For nearly four months, the worry on every trading floor in Mumbai ran on a single piece of code: a blocked strait, a war in the Gulf, and a crude oil bill that simply would not come down. On Thursday, June 18, that script appears to be flipping in real time — and Indian markets are bracing, cautiously, for what comes next.
Three forces are converging on Dalal Street this morning: a stunning collapse in oil prices, the first real test of a brand-new US Federal Reserve chair, and a Reserve Bank of India that is threading the needle between resilient growth and rising inflation risk. Together, they form the macro backdrop against which every stock, every sector rotation, and every rupee move will be read today.
A Cautiously Firm Open On Dalal Street
Early signals point to a positive start for Indian benchmarks.

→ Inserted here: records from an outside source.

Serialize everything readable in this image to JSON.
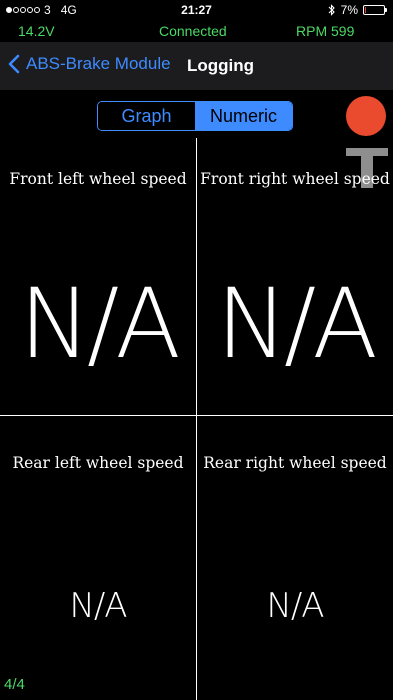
{
  "status_bar": {
    "carrier": "3",
    "network": "4G",
    "time": "21:27",
    "battery_percent_label": "7%",
    "battery_level": 0.07,
    "signal_bars_filled": 1,
    "signal_bars_total": 5
  },
  "connection": {
    "voltage": "14.2V",
    "status": "Connected",
    "rpm": "RPM 599"
  },
  "navbar": {
    "back_label": "ABS-Brake Module",
    "title": "Logging"
  },
  "segment": {
    "options": [
      "Graph",
      "Numeric"
    ],
    "selected": "Numeric"
  },
  "cells": [
    {
      "label": "Front left wheel speed",
      "value": "N/A"
    },
    {
      "label": "Front right wheel speed",
      "value": "N/A"
    },
    {
      "label": "Rear left wheel speed",
      "value": "N/A"
    },
    {
      "label": "Rear right wheel speed",
      "value": "N/A"
    }
  ],
  "page_indicator": "4/4",
  "colors": {
    "accent_blue": "#3d8bff",
    "status_green": "#4cd964",
    "record_red": "#ea4a2e",
    "battery_red": "#ff3b30"
  },
  "icons": [
    "back-chevron-icon",
    "bluetooth-icon",
    "battery-icon",
    "record-icon",
    "t-icon"
  ]
}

GIFT Nifty is indicating a firm opening, building on Wednesday's green close where consumer and retail names led the charge while financials lagged behind the broader rally. Banking stocks, however, are widely expected to reclaim leadership in early trade today, supported by a calmer global mood.
That calmer mood has an obvious source: European markets closed modestly higher overnight, with broad-based gains across major indices. For a market that has spent the better part of 2026 trading on headlines out of the Middle East rather than earnings out of Bandra-Kurla Complex, a quiet, positive global backdrop is itself a small miracle — and traders are not taking it for granted.

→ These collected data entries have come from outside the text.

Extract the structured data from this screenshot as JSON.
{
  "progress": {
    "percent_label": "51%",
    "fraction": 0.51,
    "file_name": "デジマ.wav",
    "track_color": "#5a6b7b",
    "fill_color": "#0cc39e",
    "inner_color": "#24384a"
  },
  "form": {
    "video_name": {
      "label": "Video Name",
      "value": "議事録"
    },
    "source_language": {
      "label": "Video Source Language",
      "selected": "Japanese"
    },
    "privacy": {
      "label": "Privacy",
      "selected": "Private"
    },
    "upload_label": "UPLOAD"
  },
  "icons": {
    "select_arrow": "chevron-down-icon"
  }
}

The Oil Story That Changes Everything
If there is one number every Indian household, importer and finance ministry official is watching today, it is this: crude has fallen to roughly $75.49 a barrel, down close to 1.7% on the day and more than 27% over the past month alone. That is the sharpest one-month retreat in oil prices India has seen in years — and it is no accident.

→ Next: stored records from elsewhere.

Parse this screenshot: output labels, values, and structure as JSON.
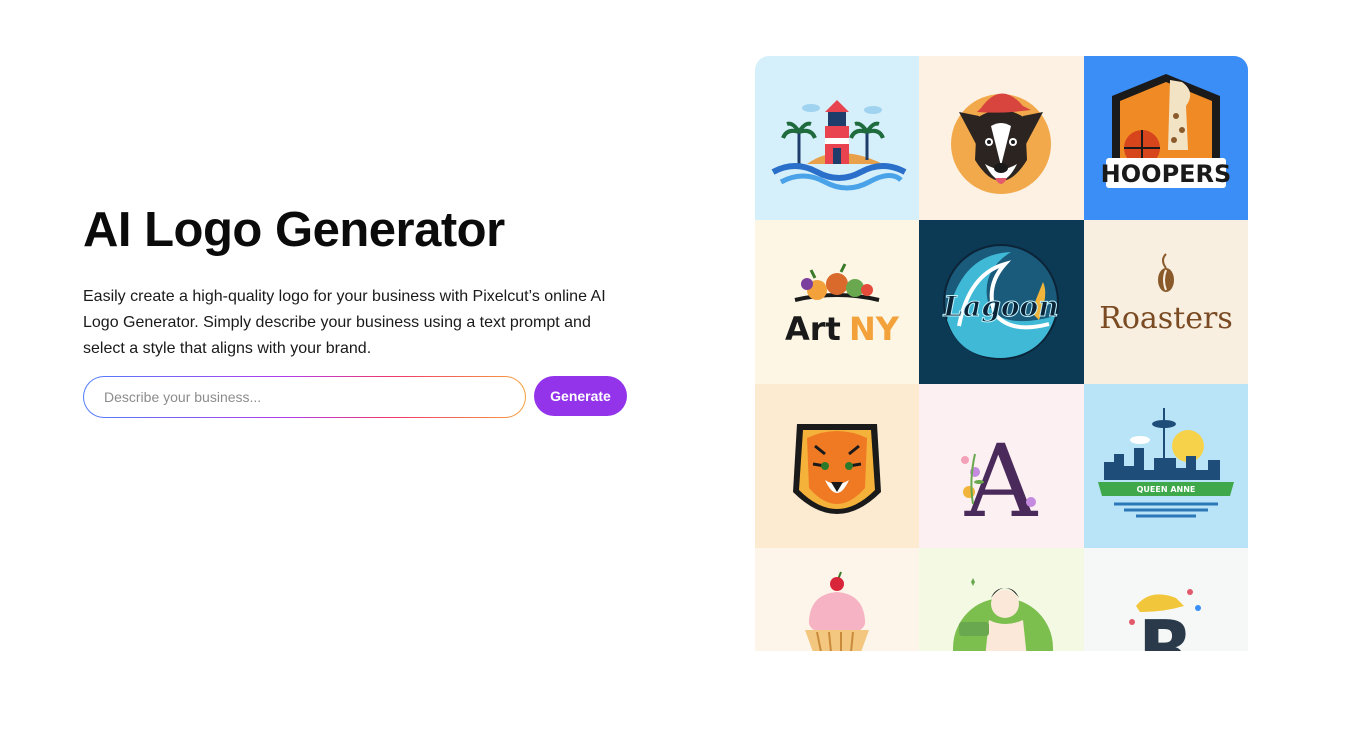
{
  "hero": {
    "title": "AI Logo Generator",
    "description": "Easily create a high-quality logo for your business with Pixelcut’s online AI Logo Generator. Simply describe your business using a text prompt and select a style that aligns with your brand.",
    "input_placeholder": "Describe your business...",
    "input_value": "",
    "generate_label": "Generate"
  },
  "colors": {
    "accent": "#9333ea",
    "input_border_gradient": [
      "#4f7dff",
      "#b03cf0",
      "#f0386a",
      "#f6a03b"
    ]
  },
  "gallery": {
    "tiles": [
      {
        "name": "lighthouse-island",
        "bg": "#d6f0fb"
      },
      {
        "name": "dog-with-cap",
        "bg": "#fdf1e3"
      },
      {
        "name": "giraffe-basketball",
        "bg": "#3a8ef6",
        "text": "HOOPERS"
      },
      {
        "name": "fruit-basket",
        "bg": "#fdf6e4",
        "text_a": "Art",
        "text_b": "NY"
      },
      {
        "name": "wave-surfboard",
        "bg": "#0c3a55",
        "text": "Lagoon"
      },
      {
        "name": "coffee-bean",
        "bg": "#f8efe1",
        "text": "Roasters"
      },
      {
        "name": "tiger-head",
        "bg": "#fdebd1"
      },
      {
        "name": "floral-letter",
        "bg": "#fcf0f2",
        "text": "A"
      },
      {
        "name": "city-skyline",
        "bg": "#b9e4f7",
        "text": "QUEEN ANNE"
      },
      {
        "name": "cupcake",
        "bg": "#fdf5e9"
      },
      {
        "name": "woman-with-soap",
        "bg": "#f3f9e3"
      },
      {
        "name": "letter-r-with-hat",
        "bg": "#f6f8f8",
        "text": "R"
      }
    ]
  }
}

The trigger is a digitally signed interim peace agreement between the United States and Iran, reportedly including a swift reopening of the Strait of Hormuz and a rollback of sanctions on Iranian oil exports. For a global market that has spent months pricing in supply shocks, tanker blockades and shut-in production, the prospect of barrels flowing freely again has flipped sentiment almost overnight.
For India — which imports more than four-fifths of its crude requirement — this is not an abstract commodity story. The Indian crude basket had averaged close to $110 a barrel through April and May, and the Reserve Bank itself flagged that elevated energy costs were beginning to pass through into domestic petrol and diesel prices. A sustained move back toward the mid-$70s would ease pressure on the current account, the rupee, and the household budgets of millions of commuters and small businesses across the country.